The King decided to spend the time between on forcing the nearby Austrian lands to succumb. Schottwien was the first to surrender itself to Hungary after one day of siege on 12 July. Next came Mürzzuschlag, then Kindberg, Matthias gained full control over the Semmering Pass, altogether 20 municipalities surrendered to him.
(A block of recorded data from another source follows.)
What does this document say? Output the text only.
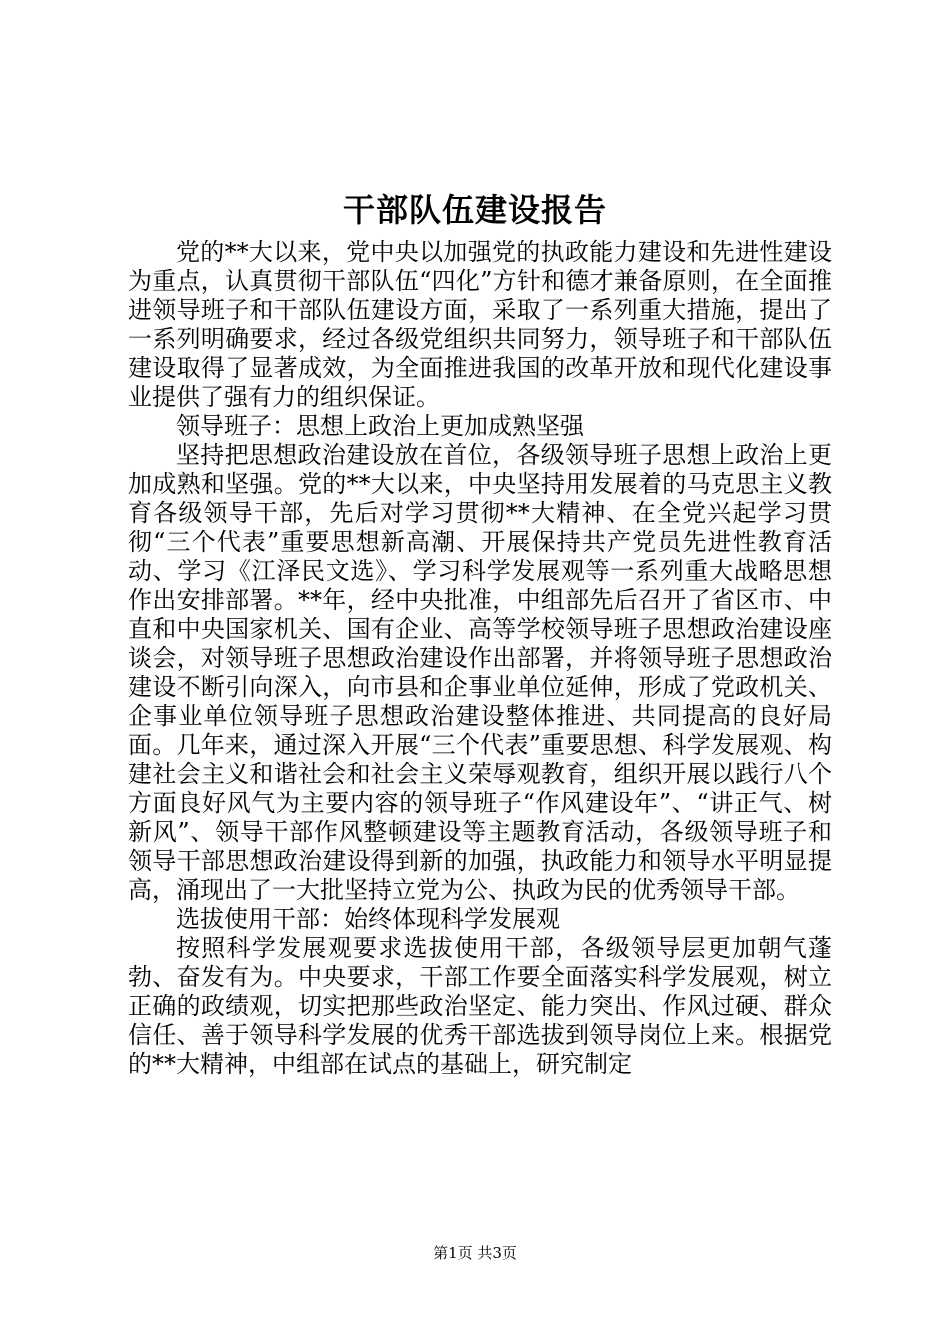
干部队伍建设报告

党的**大以来，党中央以加强党的执政能力建设和先进性建设为重点，认真贯彻干部队伍“四化”方针和德才兼备原则，在全面推进领导班子和干部队伍建设方面，采取了一系列重大措施，提出了一系列明确要求，经过各级党组织共同努力，领导班子和干部队伍建设取得了显著成效，为全面推进我国的改革开放和现代化建设事业提供了强有力的组织保证。

领导班子：思想上政治上更加成熟坚强

坚持把思想政治建设放在首位，各级领导班子思想上政治上更加成熟和坚强。党的**大以来，中央坚持用发展着的马克思主义教育各级领导干部，先后对学习贯彻**大精神、在全党兴起学习贯彻“三个代表”重要思想新高潮、开展保持共产党员先进性教育活动、学习《江泽民文选》、学习科学发展观等一系列重大战略思想作出安排部署。**年，经中央批准，中组部先后召开了省区市、中直和中央国家机关、国有企业、高等学校领导班子思想政治建设座谈会，对领导班子思想政治建设作出部署，并将领导班子思想政治建设不断引向深入，向市县和企事业单位延伸，形成了党政机关、企事业单位领导班子思想政治建设整体推进、共同提高的良好局面。几年来，通过深入开展“三个代表”重要思想、科学发展观、构建社会主义和谐社会和社会主义荣辱观教育，组织开展以践行八个方面良好风气为主要内容的领导班子“作风建设年”、“讲正气、树新风”、领导干部作风整顿建设等主题教育活动，各级领导班子和领导干部思想政治建设得到新的加强，执政能力和领导水平明显提高，涌现出了一大批坚持立党为公、执政为民的优秀领导干部。

选拔使用干部：始终体现科学发展观

按照科学发展观要求选拔使用干部，各级领导层更加朝气蓬勃、奋发有为。中央要求，干部工作要全面落实科学发展观，树立正确的政绩观，切实把那些政治坚定、能力突出、作风过硬、群众信任、善于领导科学发展的优秀干部选拔到领导岗位上来。根据党的**大精神，中组部在试点的基础上，研究制定

第1页 共3页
Meanwhile, Albert III, Duke of Saxony intervened by the request of Frederick. He gathered an army on his own cost encompassing 3.000 men big enough to fulfill the relief contract. He marched to Linz where he got support from its archbishop Johann von Salzburg and captain Gotthard von Starhemberg and was ready to go for Vienna Neustadt. He officially declared war on Hungary on 9 August. The two armies met at Sankt Pölten where only minor skirmishes occurred but no major confrontation. Matthias wrote a letter in which he declared, that he bears
war with Frederick as an Archduke of Austria and not as the Emperor, after which the Duke replied 25 August the
Emperor's hereditary lands belong to the Holy Roman Empire and should not be regarded as casually as something separate from that. While this diplomatic correspondence appointed deadline to lift the siege of Wiener Neustadt had passed. On 17 August 1487 the city was handed over to Matthias peacefully. Thus on 14 October Matthias met with Albert, where a truce was agreed. Albert, no other means than only verbally supported and sometimes insulted by Emperor Frederick came to the decision – to the discontent of Frederick – to cease the war against Matthias on 12 December. They chose Pope Innocent VIII to bring justice to their dissension. Frederick put a veto on the agreement though the parties concerned it done.

==Aftermath==
Following the siege a truce was concluded by the Holy See mediator of Raimund Peraudi between Frederick and Matthias in 1488. Frederick agreed in a status quo because he was already busy with the Brugge Revolt in Flanders, in which his son Maximilian I was kept hostage by the citizens and his personal presence was needed to solve the situation. In the negotiation Matthias was represented by his Austrian sympathizer counts Christoph von Liechtenstein-Nikolsburg and Leopold Brantz. Matthias lifted the custom taxes of vine import for the Order of Saint George of Carinthia. Simultaneously Matthias reconquered the cities of Kismarton (Eisenstadt) and Fraknó (Forchtenstein), which in contrast Frederick – as bestow ruler assigned in Peace Treaty of Wiener Neustadt in 1463 – immediately gifted to the Order of Saint George to spark tensions. Siebenhirter on the other hand on 13 February 1488 waived his right to the villages and subsequently was granted the towns of Trautmannsdorf and Wartenstein in exchange by Matthias. He also successfully made this agreement ratified by Frederick on 30 April 1489.